Bug #16161

optimise pv placement for io-performance

Added by groente 2018-11-28 11:30:32 . Updated 2018-12-16 11:30:15 .

Status:
Resolved
Priority:
Normal
Assignee:
Category:
Infrastructure
Target version:
Start date:
2018-11-28
Due date:
% Done:

100%

Feature Branch:
Type of work:
Sysadmin
Blueprint:

Starter:
Affected tool:
Deliverable for:

Description

lv’s should be spread across the different raid arrays for optimal i/o performance.


Subtasks


Related issues

Related to Tails - Feature #16041: Replace rotating drives with new SSDs on lizard Resolved 2018-10-11

History

#1 Updated by groente 2018-11-28 11:30:42

  • related to Feature #16041: Replace rotating drives with new SSDs on lizard added

#2 Updated by intrigeri 2018-11-28 12:36:38

  • Target version set to Tails_3.12
  • % Done changed from 0 to 20

I’m done with the initial attempt. I’ll check Munin in a week or two and will adjust things as needed.

#3 Updated by intrigeri 2018-11-29 13:23:47

OK, no need to wait a week to adjust a bit: after 24h it’s clear that md4 still gets way more I/O than md3 and md5; all the numbers match (IOPS, latency, throughput).

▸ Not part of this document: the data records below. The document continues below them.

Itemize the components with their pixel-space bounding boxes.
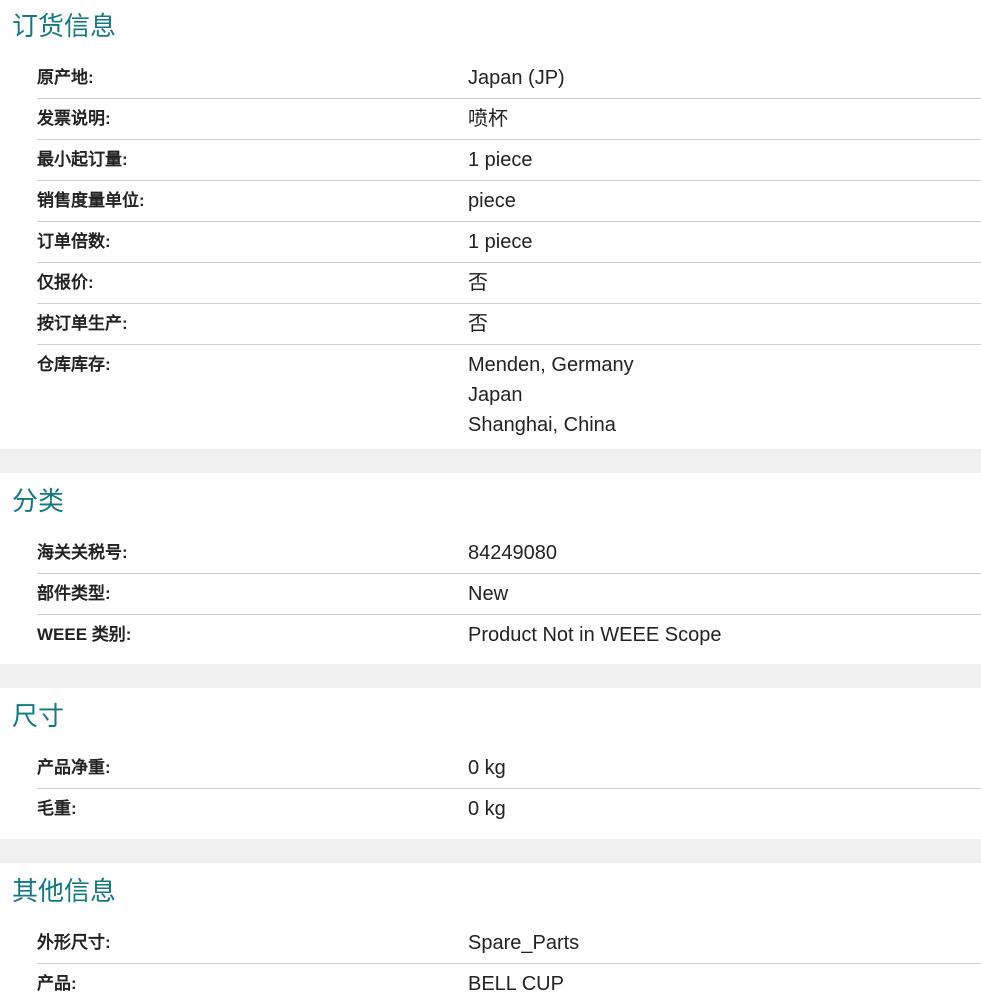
row-label: 毛重: bbox=[37, 799, 77, 818]
value-line: 否 bbox=[468, 313, 488, 335]
table-row: 销售度量单位: piece bbox=[37, 181, 981, 222]
row-label: 发票说明: bbox=[37, 109, 111, 128]
table-row: WEEE 类别: Product Not in WEEE Scope bbox=[37, 615, 981, 655]
value-line: 否 bbox=[468, 272, 488, 294]
section-other-info: 其他信息 外形尺寸: Spare_Parts 产品: BELL CUP bbox=[0, 863, 981, 1000]
value-line: 0 kg bbox=[468, 798, 506, 820]
section-title-other-info: 其他信息 bbox=[12, 877, 117, 907]
row-label: 最小起订量: bbox=[37, 150, 128, 169]
section-dimensions: 尺寸 产品净重: 0 kg 毛重: 0 kg bbox=[0, 688, 981, 839]
row-label: 仓库库存: bbox=[37, 355, 111, 374]
value-line: 1 piece bbox=[468, 231, 533, 253]
section-divider bbox=[0, 664, 981, 688]
row-label: 部件类型: bbox=[37, 584, 111, 603]
table-row: 订单倍数: 1 piece bbox=[37, 222, 981, 263]
row-label: 外形尺寸: bbox=[37, 933, 111, 952]
row-value: Japan (JP) bbox=[468, 58, 981, 98]
row-value: New bbox=[468, 574, 981, 614]
row-value: 喷杯 bbox=[468, 99, 981, 139]
row-value: 否 bbox=[468, 263, 981, 303]
row-label: 按订单生产: bbox=[37, 314, 128, 333]
table-row: 外形尺寸: Spare_Parts bbox=[37, 923, 981, 964]
row-label: 仅报价: bbox=[37, 273, 94, 292]
table-row: 毛重: 0 kg bbox=[37, 789, 981, 829]
value-line: New bbox=[468, 583, 509, 605]
section-divider bbox=[0, 839, 981, 863]
row-label: 订单倍数: bbox=[37, 232, 111, 251]
value-line: Japan (JP) bbox=[468, 67, 565, 89]
row-value: 84249080 bbox=[468, 533, 981, 573]
row-value: 0 kg bbox=[468, 748, 981, 788]
row-label: 海关关税号: bbox=[37, 543, 128, 562]
table-row: 按订单生产: 否 bbox=[37, 304, 981, 345]
value-line: Menden, Germany bbox=[468, 354, 634, 376]
row-value: 0 kg bbox=[468, 789, 981, 829]
value-line: 84249080 bbox=[468, 542, 557, 564]
table-row: 原产地: Japan (JP) bbox=[37, 58, 981, 99]
row-label: WEEE 类别: bbox=[37, 625, 132, 644]
dimensions-table: 产品净重: 0 kg 毛重: 0 kg bbox=[37, 748, 981, 829]
row-label: 产品: bbox=[37, 974, 77, 993]
row-label: 原产地: bbox=[37, 68, 94, 87]
other-info-table: 外形尺寸: Spare_Parts 产品: BELL CUP bbox=[37, 923, 981, 1000]
table-row: 仅报价: 否 bbox=[37, 263, 981, 304]
section-classification: 分类 海关关税号: 84249080 部件类型: New WEEE 类别: Pr… bbox=[0, 473, 981, 664]
row-label: 销售度量单位: bbox=[37, 191, 145, 210]
section-title-ordering-info: 订货信息 bbox=[12, 12, 117, 42]
section-divider bbox=[0, 449, 981, 473]
table-row: 海关关税号: 84249080 bbox=[37, 533, 981, 574]
value-line: 喷杯 bbox=[468, 108, 508, 130]
row-value: 1 piece bbox=[468, 140, 981, 180]
ordering-info-table: 原产地: Japan (JP) 发票说明: 喷杯 最小起订量: 1 piece … bbox=[37, 58, 981, 445]
table-row: 最小起订量: 1 piece bbox=[37, 140, 981, 181]
classification-table: 海关关税号: 84249080 部件类型: New WEEE 类别: Produ… bbox=[37, 533, 981, 655]
row-value: 否 bbox=[468, 304, 981, 344]
value-line: Japan bbox=[468, 384, 523, 406]
row-value: Menden, Germany Japan Shanghai, China bbox=[468, 345, 981, 445]
value-line: Product Not in WEEE Scope bbox=[468, 624, 722, 646]
value-line: BELL CUP bbox=[468, 973, 564, 995]
table-row: 仓库库存: Menden, Germany Japan Shanghai, Ch… bbox=[37, 345, 981, 445]
row-value: BELL CUP bbox=[468, 964, 981, 1000]
value-line: 1 piece bbox=[468, 149, 533, 171]
row-value: piece bbox=[468, 181, 981, 221]
value-line: 0 kg bbox=[468, 757, 506, 779]
section-ordering-info: 订货信息 原产地: Japan (JP) 发票说明: 喷杯 最小起订量: 1 p… bbox=[0, 0, 981, 449]
row-value: Spare_Parts bbox=[468, 923, 981, 963]
table-row: 产品: BELL CUP bbox=[37, 964, 981, 1000]
value-line: Spare_Parts bbox=[468, 932, 580, 954]
table-row: 产品净重: 0 kg bbox=[37, 748, 981, 789]
row-label: 产品净重: bbox=[37, 758, 111, 777]
value-line: Shanghai, China bbox=[468, 414, 616, 436]
section-title-dimensions: 尺寸 bbox=[12, 702, 65, 732]
table-row: 部件类型: New bbox=[37, 574, 981, 615]
table-row: 发票说明: 喷杯 bbox=[37, 99, 981, 140]
value-line: piece bbox=[468, 190, 516, 212]
row-value: 1 piece bbox=[468, 222, 981, 262]
section-title-classification: 分类 bbox=[12, 487, 65, 517]
row-value: Product Not in WEEE Scope bbox=[468, 615, 981, 655]
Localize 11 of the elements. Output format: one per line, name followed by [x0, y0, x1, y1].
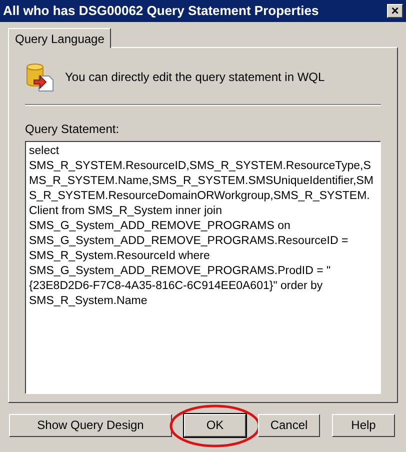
window-title: All who has DSG00062 Query Statement Properties: [3, 2, 319, 20]
dialog-button[interactable]: Show Query Design: [9, 414, 172, 436]
query-statement-field[interactable]: select SMS_R_SYSTEM.ResourceID,SMS_R_SYSTEM.ResourceType,SMS_R_SYSTEM.Name,SMS_R_SYSTEM.SMSUniqueIdentifier,SMS_R_SYSTEM.ResourceDomainORWorkgroup,SMS_R_SYSTEM.Client from SMS_R_System inner join SMS_G_System_ADD_REMOVE_PROGRAMS on SMS_G_System_ADD_REMOVE_PROGRAMS.ResourceID = SMS_R_System.ResourceId where SMS_G_System_ADD_REMOVE_PROGRAMS.ProdID = "{23E8D2D6-F7C8-4A35-816C-6C914EE0A601}" order by SMS_R_System.Name: [25, 141, 381, 394]
database-arrow-icon: [25, 62, 55, 92]
info-text: You can directly edit the query statement in WQL: [65, 69, 325, 86]
dialog-button[interactable]: OK: [184, 414, 246, 436]
tab[interactable]: Query Language: [8, 28, 112, 48]
close-button[interactable]: ×: [387, 4, 403, 18]
dialog-button[interactable]: Help: [332, 414, 395, 436]
dialog-button[interactable]: Cancel: [258, 414, 320, 436]
query-statement-label: Query Statement:: [25, 121, 120, 138]
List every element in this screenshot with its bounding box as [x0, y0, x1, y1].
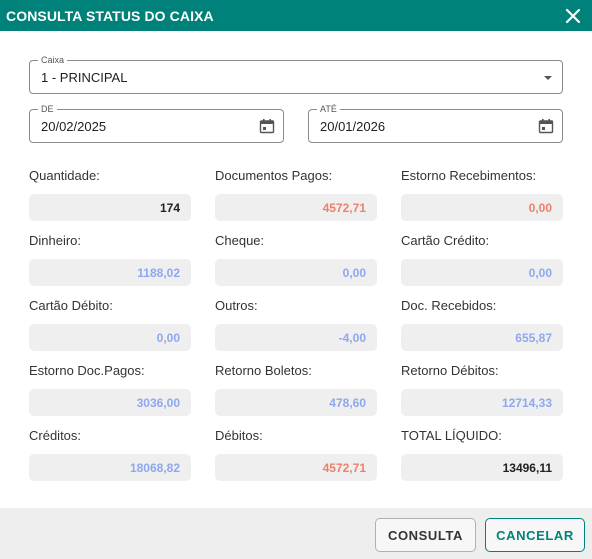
- stat-value: 13496,11: [401, 454, 563, 481]
- ate-legend: ATÉ: [317, 103, 340, 115]
- stat-label: Dinheiro:: [29, 233, 82, 248]
- stat-value: 18068,82: [29, 454, 191, 481]
- dropdown-arrow-icon[interactable]: [544, 76, 552, 80]
- stat-label: Documentos Pagos:: [215, 168, 333, 183]
- stat-creditos: Créditos: 18068,82: [29, 427, 191, 492]
- stat-estorno-recebimentos: Estorno Recebimentos: 0,00: [401, 167, 563, 232]
- stat-estorno-doc-pagos: Estorno Doc.Pagos: 3036,00: [29, 362, 191, 427]
- stat-cartao-credito: Cartão Crédito: 0,00: [401, 232, 563, 297]
- de-legend: DE: [38, 103, 57, 115]
- stat-label: Estorno Doc.Pagos:: [29, 363, 145, 378]
- stat-value: 4572,71: [215, 194, 377, 221]
- stat-value: 0,00: [401, 259, 563, 286]
- stat-label: Retorno Débitos:: [401, 363, 499, 378]
- caixa-legend: Caixa: [38, 54, 68, 66]
- stat-value: -4,00: [215, 324, 377, 351]
- caixa-select[interactable]: Caixa 1 - PRINCIPAL: [29, 54, 563, 94]
- de-date-field[interactable]: DE 20/02/2025: [29, 103, 284, 143]
- stat-label: Estorno Recebimentos:: [401, 168, 537, 183]
- stat-label: Outros:: [215, 298, 258, 313]
- stat-label: Quantidade:: [29, 168, 100, 183]
- stat-documentos-pagos: Documentos Pagos: 4572,71: [215, 167, 377, 232]
- de-value: 20/02/2025: [41, 119, 107, 134]
- dialog-title: CONSULTA STATUS DO CAIXA: [6, 7, 214, 24]
- stat-label: Débitos:: [215, 428, 263, 443]
- stat-retorno-boletos: Retorno Boletos: 478,60: [215, 362, 377, 427]
- consulta-button[interactable]: CONSULTA: [375, 518, 476, 552]
- close-icon[interactable]: [560, 3, 586, 29]
- stat-label: Doc. Recebidos:: [401, 298, 497, 313]
- stat-value: 1188,02: [29, 259, 191, 286]
- date-range-row: DE 20/02/2025 ATÉ 20/01/2026: [29, 103, 563, 143]
- calendar-icon[interactable]: [259, 118, 275, 139]
- caixa-value: 1 - PRINCIPAL: [41, 70, 128, 85]
- stat-label: Cartão Débito:: [29, 298, 113, 313]
- stats-grid: Quantidade: 174 Documentos Pagos: 4572,7…: [29, 167, 563, 492]
- stat-value: 174: [29, 194, 191, 221]
- stat-value: 0,00: [29, 324, 191, 351]
- dialog-content: Caixa 1 - PRINCIPAL DE 20/02/2025 ATÉ 20…: [0, 31, 592, 492]
- stat-value: 655,87: [401, 324, 563, 351]
- stat-dinheiro: Dinheiro: 1188,02: [29, 232, 191, 297]
- stat-label: Retorno Boletos:: [215, 363, 312, 378]
- stat-cartao-debito: Cartão Débito: 0,00: [29, 297, 191, 362]
- stat-value: 4572,71: [215, 454, 377, 481]
- dialog-footer: CONSULTA CANCELAR: [0, 508, 592, 559]
- ate-date-field[interactable]: ATÉ 20/01/2026: [308, 103, 563, 143]
- stat-value: 478,60: [215, 389, 377, 416]
- stat-outros: Outros: -4,00: [215, 297, 377, 362]
- stat-value: 0,00: [215, 259, 377, 286]
- stat-retorno-debitos: Retorno Débitos: 12714,33: [401, 362, 563, 427]
- ate-value: 20/01/2026: [320, 119, 386, 134]
- stat-label: Cartão Crédito:: [401, 233, 490, 248]
- stat-cheque: Cheque: 0,00: [215, 232, 377, 297]
- stat-label: Cheque:: [215, 233, 265, 248]
- stat-doc-recebidos: Doc. Recebidos: 655,87: [401, 297, 563, 362]
- stat-value: 0,00: [401, 194, 563, 221]
- dialog-titlebar: CONSULTA STATUS DO CAIXA: [0, 0, 592, 31]
- consulta-status-dialog: CONSULTA STATUS DO CAIXA Caixa 1 - PRINC…: [0, 0, 592, 559]
- stat-quantidade: Quantidade: 174: [29, 167, 191, 232]
- stat-debitos: Débitos: 4572,71: [215, 427, 377, 492]
- stat-total-liquido: TOTAL LÍQUIDO: 13496,11: [401, 427, 563, 492]
- stat-label: TOTAL LÍQUIDO:: [401, 428, 502, 443]
- stat-label: Créditos:: [29, 428, 82, 443]
- stat-value: 12714,33: [401, 389, 563, 416]
- cancelar-button[interactable]: CANCELAR: [485, 518, 585, 552]
- calendar-icon[interactable]: [538, 118, 554, 139]
- stat-value: 3036,00: [29, 389, 191, 416]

That’s not surprising: my initial plan only covered the top IO consumers and almost everything else is still on md4. I’ll move some more stuff out of it.

#4 Updated by intrigeri 2018-11-29 13:31:12

Moved root, jenkins-system and bittorrent-system from md4 to md5.

#5 Updated by intrigeri 2018-12-08 08:01:20

Over the last 7 days:

  • read IOPS:
    • average is rather well balanced, with md4 quite lower than the other arrays though
    • max is much higher on md5 than elsewhere
  • write IOPS:
    • average is much higher on md4 than other arrays
    • max is very low on md3 and 72% higher on md4 than md5
  • disk latency:
    • average is good on md3 and md5 but it’s 16 times bigger on md4
    • max is OK on md3 and md5 but much bigger (2.13s) on md4 which is somewhat concerning
  • throughput, utilization: nothing remarkable

#6 Updated by intrigeri 2018-12-08 08:24:16

Zooming in, only the md4 write IOPS and latency is still concerning. It’s fully correlated with jenkins-data and it increased substantially since we started generating USB images on all branches (Feature #16154), i.e. just after my initial analysis (Feature #16041#note-13) of the per-LV I/O consumption… too bad, but we knew it would have to be an incremental process anyway. Apart of jenkins-data, the biggest consumers of write I/O on md4 is isobuilder3-data, so I’m moving it to md3 which is relatively underloaded in terms of write I/O. This does not leave much space left on md3 (30GB) but it should improve things until we actually need more space there.

#7 Updated by intrigeri 2018-12-16 11:30:15

  • Status changed from In Progress to Resolved
  • Assignee deleted (intrigeri)
  • % Done changed from 20 to 100

md4’s average latency (73ms) is now “only” about 7.5 times bigger than the other arrays, i.e. twice better than before my last changes. md4 average write IOPS is now “only” about twice bigger than the other arrays. I think this is good enough. Other metrics are OK.

The only way I see to balance this even better would be to spread jenkins-data over multiple arrays. Such an allocation algorithm would be more difficult to maintain: we already have a hard time ensuring LVs remain on “their” PV when we grow them as part of day-to-day system operations; I’d rather not make this even harder => IMO the cost/benefit of spending more time on this ticket would not be worth it.